Parameters: X (Union[DataFrame, ndarray]) – Data
Return type: Union[DataFrame, ndarray]
Returns: Transformed version of X. It will be pd.DataFrame If X is pd.DataFrame and return_same_type is True.

class nyaggle.feature.nlp.BertSentenceVectorizer(lang='en', n_components=None, text_columns=None, pooling_strategy='reduce_mean', use_cuda=False, tokenizer=None, model=None, return_same_type=True, column_format='{col}_{idx}')[source]¶

Sentence Vectorizer using BERT pretrained model.

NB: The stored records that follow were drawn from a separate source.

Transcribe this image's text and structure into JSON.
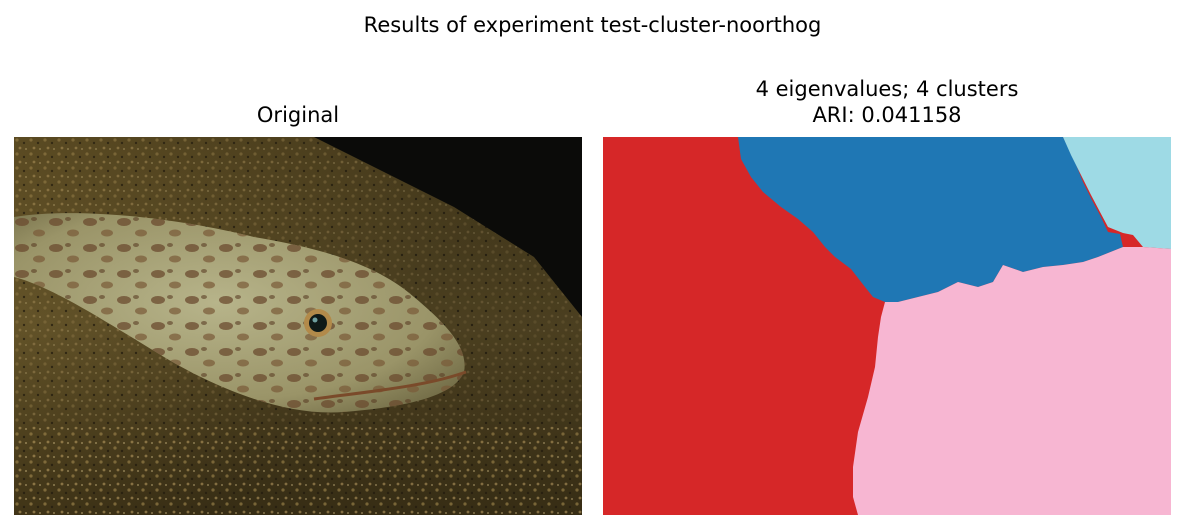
{
  "figure": {
    "suptitle": "Results of experiment test-cluster-noorthog"
  },
  "panels": [
    {
      "title_line1": "Original"
    },
    {
      "title_line1": "4 eigenvalues; 4 clusters",
      "title_line2": "ARI: 0.041158"
    }
  ],
  "colors": {
    "cluster_red": "#d62728",
    "cluster_blue": "#1f77b4",
    "cluster_lightblue": "#9edae5",
    "cluster_pink": "#f7b6d2",
    "sand_dark": "#3d3115",
    "sand_mid": "#6b5a2c",
    "shadow": "#0b0b09",
    "fish_body": "#a7a47a"
  }
}
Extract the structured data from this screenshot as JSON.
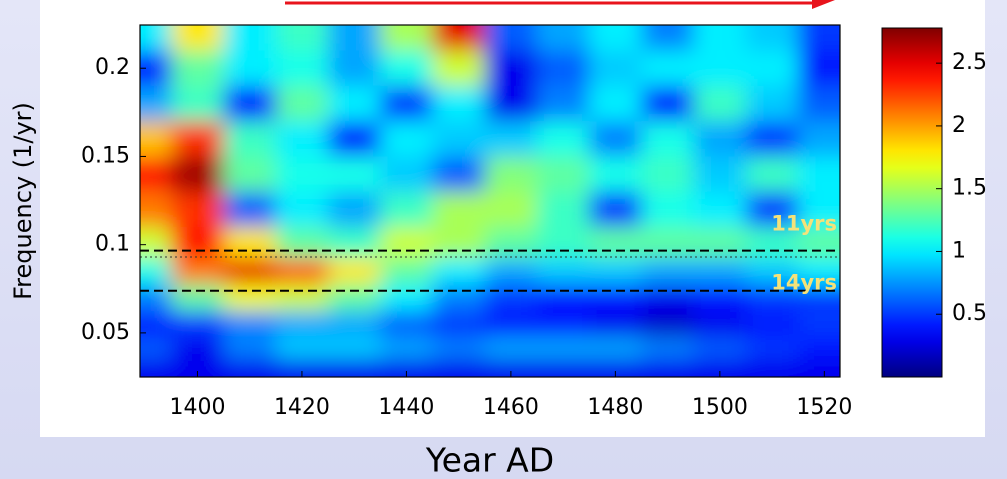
{
  "chart_data": {
    "type": "heatmap",
    "xlabel": "Year AD",
    "ylabel": "Frequency (1/yr)",
    "xlim": [
      1389,
      1523
    ],
    "xticks": [
      1400,
      1420,
      1440,
      1460,
      1480,
      1500,
      1520
    ],
    "ylim": [
      0.025,
      0.2245
    ],
    "yticks": [
      0.05,
      0.1,
      0.15,
      0.2
    ],
    "x": [
      1390,
      1400,
      1410,
      1420,
      1430,
      1440,
      1450,
      1460,
      1470,
      1480,
      1490,
      1500,
      1510,
      1520
    ],
    "y": [
      0.22,
      0.2,
      0.18,
      0.16,
      0.14,
      0.12,
      0.1,
      0.085,
      0.07,
      0.055,
      0.04,
      0.03
    ],
    "z": [
      [
        1.0,
        1.8,
        1.0,
        1.2,
        0.8,
        1.5,
        2.5,
        0.6,
        0.8,
        1.0,
        0.7,
        1.0,
        0.9,
        0.5
      ],
      [
        0.4,
        1.3,
        1.0,
        1.1,
        0.8,
        1.1,
        1.6,
        0.3,
        0.6,
        0.9,
        1.0,
        1.0,
        1.0,
        0.4
      ],
      [
        0.8,
        1.2,
        0.4,
        1.3,
        1.0,
        0.5,
        1.0,
        0.3,
        0.7,
        1.0,
        0.4,
        1.2,
        0.9,
        0.6
      ],
      [
        1.9,
        2.3,
        1.2,
        1.0,
        0.4,
        1.0,
        0.9,
        0.9,
        1.1,
        0.7,
        1.1,
        0.8,
        0.5,
        0.8
      ],
      [
        2.4,
        2.7,
        1.3,
        1.1,
        1.1,
        0.9,
        0.6,
        1.4,
        1.3,
        1.1,
        1.2,
        0.9,
        1.2,
        1.0
      ],
      [
        2.1,
        2.3,
        0.6,
        1.0,
        0.8,
        1.2,
        1.5,
        1.5,
        1.2,
        0.5,
        1.1,
        1.0,
        0.5,
        1.0
      ],
      [
        1.6,
        2.4,
        1.8,
        1.3,
        1.2,
        1.6,
        1.5,
        1.3,
        1.2,
        1.3,
        1.3,
        1.3,
        1.2,
        1.3
      ],
      [
        1.1,
        2.1,
        2.5,
        2.2,
        1.8,
        1.3,
        1.0,
        0.8,
        0.9,
        0.9,
        0.8,
        0.8,
        0.9,
        1.0
      ],
      [
        0.7,
        1.3,
        1.7,
        1.6,
        1.3,
        1.0,
        0.7,
        0.5,
        0.4,
        0.4,
        0.3,
        0.4,
        0.5,
        0.5
      ],
      [
        0.4,
        0.5,
        0.7,
        0.8,
        0.8,
        0.6,
        0.5,
        0.4,
        0.4,
        0.3,
        0.2,
        0.3,
        0.4,
        0.5
      ],
      [
        0.6,
        0.3,
        0.7,
        0.9,
        0.9,
        0.8,
        0.7,
        0.8,
        0.8,
        0.8,
        0.7,
        0.6,
        0.5,
        0.4
      ],
      [
        0.3,
        0.3,
        0.3,
        0.3,
        0.3,
        0.3,
        0.3,
        0.3,
        0.3,
        0.3,
        0.3,
        0.3,
        0.3,
        0.3
      ]
    ],
    "colorbar": {
      "lim": [
        0,
        2.78
      ],
      "ticks": [
        0.5,
        1,
        1.5,
        2,
        2.5
      ]
    },
    "hlines": [
      {
        "value": 0.0966,
        "label": "11yrs"
      },
      {
        "value": 0.0739,
        "label": "14yrs"
      }
    ],
    "dotted_hlines": [
      0.093
    ]
  }
}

Extract fixed-length feature vector from English/Japanese variable-length sentence using BERT.

Parameters

lang (str) – Type of language. If set to “jp”, Japanese BERT model is used (you need to install MeCab).
n_components (Optional[int]) – Number of components in SVD. If None, SVD is not applied.
text_columns (Optional[List[str]]) – List of processing columns. If None, all object columns are regarded as text column.
pooling_strategy (str) – The pooling algorithm for generating fixed length encoding vector. ‘reduce_mean’ and ‘reduce_max’ use average pooling and max pooling respectively to reduce vector from (num-words, emb-dim) to (emb_dim). ‘reduce_mean_max’ performs ‘reduce_mean’ and ‘reduce_max’ separately and concat them. ‘cls_token’ takes the first element (i.e. [CLS]).
use_cuda (bool) – If True, inference is performed on GPU.
tokenizer (Optional[PreTrainedTokenizer]) – The custom tokenizer used instead of default tokenizer
model – The custom pretrained model used instead of default BERT model
return_same_type (bool) – If True, transform and fit_transform return the same type as X. If False, these APIs always return a numpy array, similar to sklearn’s API.
column_format (str) – Name of transformed columns (used if returning type is pd.DataFrame)

fit(X, y=None)[source]¶

Fit SVD model on training data X.

Parameters

X (Union[DataFrame, ndarray]) – Data
y – Ignored

fit_transform(X, y=None, **fit_params)[source]¶

Fit SVD model on training data X and perform feature extraction and dimensionality reduction using BERT pre-trained model and trained SVD model.

Parameters

X (Union[DataFrame, ndarray]) – Data
y – Ignored

transform(X, y=None)[source]¶

Perform feature extraction and dimensionality reduction using BERT pre-trained model and trained SVD model.

Parameters

X (Union[DataFrame, ndarray]) – Data
y – Ignored

nyaggle.feature.groupby.aggregation(input_df, group_key, group_values, agg_methods)[source]¶

Aggregate values after grouping table rows by a given key.

Parameters

input_df (DataFrame) – Input data frame.
group_key (str) – Used to determine the groups for the groupby.
group_values (List[str]) – Used to aggregate values for the groupby.
agg_methods (List[Union[str, FunctionType]]) – List of function or function names, e.g. [‘mean’, ‘max’, ‘min’, numpy.mean]. Do not use a lambda function because the name attribute of the lambda function cannot generate a unique string of column names in <lambda>.

Return type

Tuple[DataFrame, List[str]]

Returns

Tuple of output dataframe and new column names.